Sans avoir tout à fait renoncé à l'espérance combien irrationnelle mais parfois salutaire, d'un au-delà avec son imagerie et ses représentations éthérées, je me considère aujourd'hui comme un esprit agnostique libéré des dogmes et des diktats qui lui ont été imprimés depuis la plus petite enfance. Je crois profondément en l'âme, cette interiorité en nous qui nous dépasse et qui peut, selon la façon dont nous nous positionnons face aux aléas de l'existence et dont le contrôle nous échappe totalement parfois (deuils, ruptures, revers financiers, passions amoureuses), nous permettre d'accéder à notre part véritablement humaine, autonome, responsable, parlante et surtout inconditionnellement aimante, ou qui au contraire, faute d'attention, se laisse étioler jusqu'à ne plus laisser subsister que la créature née pour assouvir ses besoins, se reproduire et mourir, cet homme qui "ne fait que ce qui lui plaît".
J'ai longtemps médité sur les questions essentielles liées à notre existence (d'ou venons-nous, qui sommes-nous, où allons nous?) et les leçons que j'ai reçues pendant mes humanités et tout au long de ma formation d'enseignante (cours de religion en primaire et en secondaire et cours de philo et de morale, dans l'enseignement supérieur), ne m'ont point apporté de réponse définitive. Au fil du temps, j'ai appris à faire confiance à ma propre écoute de la Vie, à mon propre intuitionnement des soubresauts de mon âme, et j'arrive tout doucement à pouvoir contempler en moi-même, et dans autrui, cette forme à peine ébauchée d'une vérité (ma vérité apposée à celle d'autrui) unique en essence et multiple en façons d'exister.
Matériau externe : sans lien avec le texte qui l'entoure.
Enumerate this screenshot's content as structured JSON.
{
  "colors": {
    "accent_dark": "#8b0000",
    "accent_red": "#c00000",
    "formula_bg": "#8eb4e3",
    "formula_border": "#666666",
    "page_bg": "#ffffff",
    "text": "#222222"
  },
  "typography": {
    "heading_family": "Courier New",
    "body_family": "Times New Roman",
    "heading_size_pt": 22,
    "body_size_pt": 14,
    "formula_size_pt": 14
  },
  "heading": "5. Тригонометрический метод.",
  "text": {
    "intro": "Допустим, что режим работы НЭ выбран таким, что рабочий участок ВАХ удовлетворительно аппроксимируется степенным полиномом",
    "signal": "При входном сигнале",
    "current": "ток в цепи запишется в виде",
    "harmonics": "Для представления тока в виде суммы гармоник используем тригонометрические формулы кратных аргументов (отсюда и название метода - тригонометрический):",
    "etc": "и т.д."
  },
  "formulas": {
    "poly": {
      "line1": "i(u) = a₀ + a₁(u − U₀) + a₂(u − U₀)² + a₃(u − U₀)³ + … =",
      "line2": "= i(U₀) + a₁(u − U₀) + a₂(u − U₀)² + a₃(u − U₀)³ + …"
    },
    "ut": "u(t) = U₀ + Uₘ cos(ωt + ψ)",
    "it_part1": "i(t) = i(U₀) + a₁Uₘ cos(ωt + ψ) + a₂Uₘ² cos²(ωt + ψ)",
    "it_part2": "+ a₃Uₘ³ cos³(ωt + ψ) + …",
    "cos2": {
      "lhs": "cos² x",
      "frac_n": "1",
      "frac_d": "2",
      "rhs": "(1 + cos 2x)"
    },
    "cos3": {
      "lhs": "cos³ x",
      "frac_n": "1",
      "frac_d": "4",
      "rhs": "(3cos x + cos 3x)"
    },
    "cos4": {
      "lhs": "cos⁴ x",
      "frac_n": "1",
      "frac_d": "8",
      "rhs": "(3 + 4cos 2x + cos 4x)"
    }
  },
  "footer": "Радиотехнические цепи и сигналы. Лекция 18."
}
Je remercie mes professeurs qui ont entretenu cet Amour en moi, les penseurs classiques et modernes qui m'ont permis d'acquérir une connaissance de base, mon Amie de coeur avec qui j'adore partager lectures et ressentis, et ce grand penseur et philosophe qui m'a profondément marqué par son humanité et sa grande spiritualité : Emmanuel Levinas et que je viens de découvrir.
01 juin 2008
Dire la vérité
Dire la vérité demande une grande attention à l'autre, beaucoup d'empathie (savoir se mettre au niveau de son interlocuteur, sentir un peu ce qui se passe dans son coeur). Elle doit être dite au bon moment, à la bonne personne (ça ne sert à rien d'exprimer sa colère par exemple, au conjoint de son chef, si on a l'impression d'avoir été traitée injustement) et avec les mots adéquats (on ne parle pas de la même façon à un enfant qui vient de perdre son chien, qu'à un homme de cinquante ans dont les analyses médicales révélent une tumeur maligne).
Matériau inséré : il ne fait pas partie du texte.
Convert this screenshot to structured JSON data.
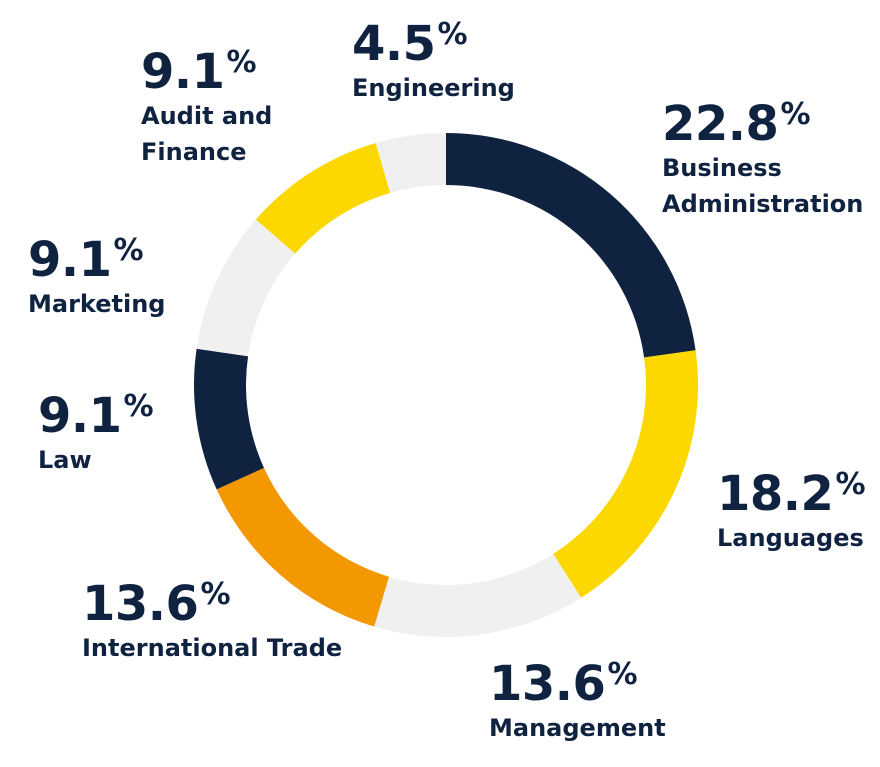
{
  "chart_data": {
    "type": "pie",
    "variant": "donut",
    "title": "",
    "categories": [
      "Business Administration",
      "Languages",
      "Management",
      "International Trade",
      "Law",
      "Marketing",
      "Audit and Finance",
      "Engineering"
    ],
    "values": [
      22.8,
      18.2,
      13.6,
      13.6,
      9.1,
      9.1,
      9.1,
      4.5
    ],
    "value_labels": [
      "22.8",
      "18.2",
      "13.6",
      "13.6",
      "9.1",
      "9.1",
      "9.1",
      "4.5"
    ],
    "unit": "%",
    "colors": [
      "#0f2340",
      "#fcd800",
      "#f0f0f0",
      "#f39800",
      "#0f2340",
      "#f0f0f0",
      "#fcd800",
      "#f0f0f0"
    ],
    "start_angle_deg": 0,
    "direction": "clockwise",
    "legend": "none (labels placed around the ring)"
  }
}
La vérité peut être douloureuse, inattendue, ou simplement incroyable, je crois qu'elle ne peut se dire que dans une relation d'échange, c'est à dire que quand les personnes concernées par le fait à signifier, sont en état de recevoir la parole et de communiquer leur ressenti vis-à-vis de cette parole.
Je pense que dire et entendre la vérité s'apprend.... En écoutant son coeur.. En faisant attention, en assumant la responsabilité de ce que l'on doit dire (tôt ou tard), et en mettant tout à l'oeuvre pour offrir une bonne écoute et un coeur compatissant à ce qui va affecter la relation qui nous lie à la personne à qui on dit cette fameuse vérité.
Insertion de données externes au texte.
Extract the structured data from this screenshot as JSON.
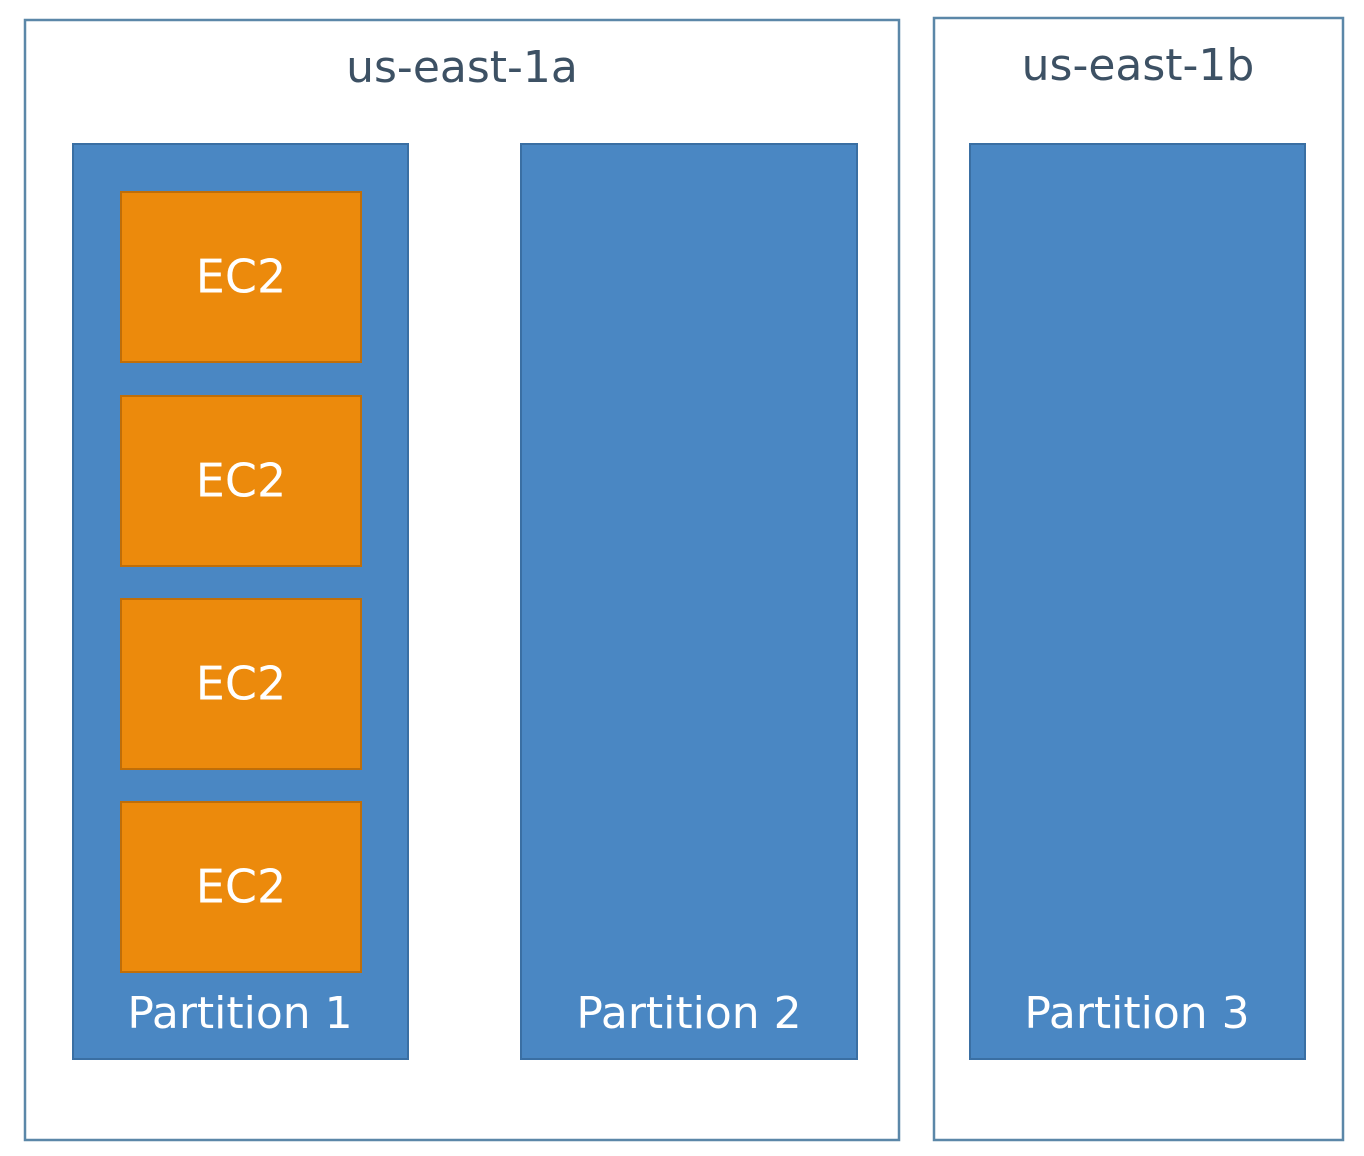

Car dire la vérité, c'est être proche de sa propre vérité et accepter d'être bouleversé AVEC l'autre. Alors, la vérité est bonne, alors seulement, la douleur et le choc peuvent être partagés et nous permettre à tous de grandir un peu..
Sinon, il vaut parfois mieux attendre un peu (selon les circonstances) pour grandir soi-même ou laisser grandir l'autre
L'espérance
Une vie sans espérance, c'est une vie qui n'a pas de sens. Pour la découvrir ou la conserver, il nous incombe de préserver notre intériorité (notre âme) et de la laisser contempler la beauté cachée des êtres et des choses (elle n'est accessible, que si on accepte de se dépouiller du superflu). L'espérance nous est donnée au-delà des vicissitudes de notre existences et du malheur qui peut toujours nous toucher. Elle nous permet de sublimer les passions douloureuses, de grandir éternellement et de vivre une vie sereine et plénifiante.